I admire craft.

A lot of books you and I have read are just not very good, and often the failure can be chalked up to the writer having failed to master the craft of writing.

So when we read a good one, we say, wow, this story sings . . . it’s a real page turner . . . I wish I could write like this, she/he makes it look so easy.

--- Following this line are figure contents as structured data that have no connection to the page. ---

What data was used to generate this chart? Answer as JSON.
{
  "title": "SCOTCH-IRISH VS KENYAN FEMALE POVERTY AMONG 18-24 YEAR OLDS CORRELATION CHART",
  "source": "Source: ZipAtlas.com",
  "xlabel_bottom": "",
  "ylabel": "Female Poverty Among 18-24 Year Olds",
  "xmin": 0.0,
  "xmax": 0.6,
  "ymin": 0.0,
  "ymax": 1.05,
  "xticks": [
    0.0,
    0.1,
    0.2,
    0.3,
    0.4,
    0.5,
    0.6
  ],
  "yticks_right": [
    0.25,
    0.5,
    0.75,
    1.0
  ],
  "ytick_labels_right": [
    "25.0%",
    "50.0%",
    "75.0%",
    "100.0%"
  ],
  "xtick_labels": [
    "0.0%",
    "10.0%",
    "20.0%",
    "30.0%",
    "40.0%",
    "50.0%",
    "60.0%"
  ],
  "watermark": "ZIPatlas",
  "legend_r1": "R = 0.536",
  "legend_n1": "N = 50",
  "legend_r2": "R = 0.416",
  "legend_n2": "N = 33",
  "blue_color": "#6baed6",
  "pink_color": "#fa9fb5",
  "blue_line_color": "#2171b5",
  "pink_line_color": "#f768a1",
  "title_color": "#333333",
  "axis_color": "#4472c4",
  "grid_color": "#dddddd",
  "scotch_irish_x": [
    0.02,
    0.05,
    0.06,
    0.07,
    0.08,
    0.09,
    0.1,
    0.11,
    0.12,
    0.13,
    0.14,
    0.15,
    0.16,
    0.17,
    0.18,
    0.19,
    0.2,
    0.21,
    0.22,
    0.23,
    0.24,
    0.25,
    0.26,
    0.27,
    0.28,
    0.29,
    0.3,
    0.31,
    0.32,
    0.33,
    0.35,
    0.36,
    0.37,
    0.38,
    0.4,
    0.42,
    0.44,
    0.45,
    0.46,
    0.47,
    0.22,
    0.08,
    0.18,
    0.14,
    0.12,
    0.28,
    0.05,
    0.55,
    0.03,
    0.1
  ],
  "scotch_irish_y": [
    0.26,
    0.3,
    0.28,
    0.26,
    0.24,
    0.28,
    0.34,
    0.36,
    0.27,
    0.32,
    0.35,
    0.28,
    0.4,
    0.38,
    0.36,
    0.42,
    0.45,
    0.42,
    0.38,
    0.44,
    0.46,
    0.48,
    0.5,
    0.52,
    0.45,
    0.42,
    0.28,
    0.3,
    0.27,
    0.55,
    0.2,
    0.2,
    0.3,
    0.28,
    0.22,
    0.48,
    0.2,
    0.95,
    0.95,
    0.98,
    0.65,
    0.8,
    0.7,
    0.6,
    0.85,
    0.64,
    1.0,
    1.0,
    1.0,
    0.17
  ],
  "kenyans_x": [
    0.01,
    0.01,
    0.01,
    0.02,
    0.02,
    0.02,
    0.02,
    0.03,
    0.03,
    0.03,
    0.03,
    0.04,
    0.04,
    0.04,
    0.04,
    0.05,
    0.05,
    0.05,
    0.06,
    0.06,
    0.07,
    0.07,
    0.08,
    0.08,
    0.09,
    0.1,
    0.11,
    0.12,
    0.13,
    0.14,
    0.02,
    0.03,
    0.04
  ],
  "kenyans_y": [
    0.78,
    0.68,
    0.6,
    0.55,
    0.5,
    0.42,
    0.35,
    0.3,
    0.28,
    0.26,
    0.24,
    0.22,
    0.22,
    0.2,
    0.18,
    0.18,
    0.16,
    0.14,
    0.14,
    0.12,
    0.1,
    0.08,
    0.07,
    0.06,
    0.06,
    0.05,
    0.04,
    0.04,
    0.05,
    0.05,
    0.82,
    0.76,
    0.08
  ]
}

Gerry Spence is a master of our craft of writing. When he describes a character, whether fictional or real, that person comes alive right there. Here’s an example from Spence’s autobiography, The Making of a Country Lawyer . . . his grandfather on his mother’s side of the family –


The Pfleegers were strong, square-made people: Grandfather with that broad, powerful chest and strong arms and large square head and dark hair with a bald spot in the back. . . . He talked to people as if they were a couple blocks away instead of standing next to him. Even his pats hurt. His hands were so hard he could rasp with them, every one of his fingers had been broken and had healed crookedly, and their tips, covered with fingernails as thick as shoe leather, pointed in every which way.

. . . Grandpa lifted our large tin suitcase with one hand and flung it into the trunk of his old black Buick. Then, aiming the car down the yellow center line of the road, he drove the old wreck back to the farm with his oldest daughter, Esther Sophie Pfleeger, and his only grandchild, this boy, Gerald Leonard Spence, who bore his given name as a middle name, aboard. The highway, yes, the whole world belonged to Leonard Pfleeger. When he met a car, only reluctantly and at the last moment did he pull over to his side of the road.

“Why don’t you drive on your own side?” this plucky daughter of his demanded.

“I know how to drive the car,” he answered in his heavy German accent. “I don’t need no help from you.” He spoke in a way that there would be no discussion about it. He would not brook such questions. All creatures, man or beast, got out of his way. He was not in awe of preachers; he had no insurance, because the devil himself was afraid of Grandpa Pfleeger. He had no respect for bankers, and he wasn’t afraid of the Depression. He wasn’t even afraid of God.


You can see the old man and hear him. That dryland German farmer out by Limon, Colorado, is as alive in Spence’s book as the man was when he worked his farm three-quarters of a century ago.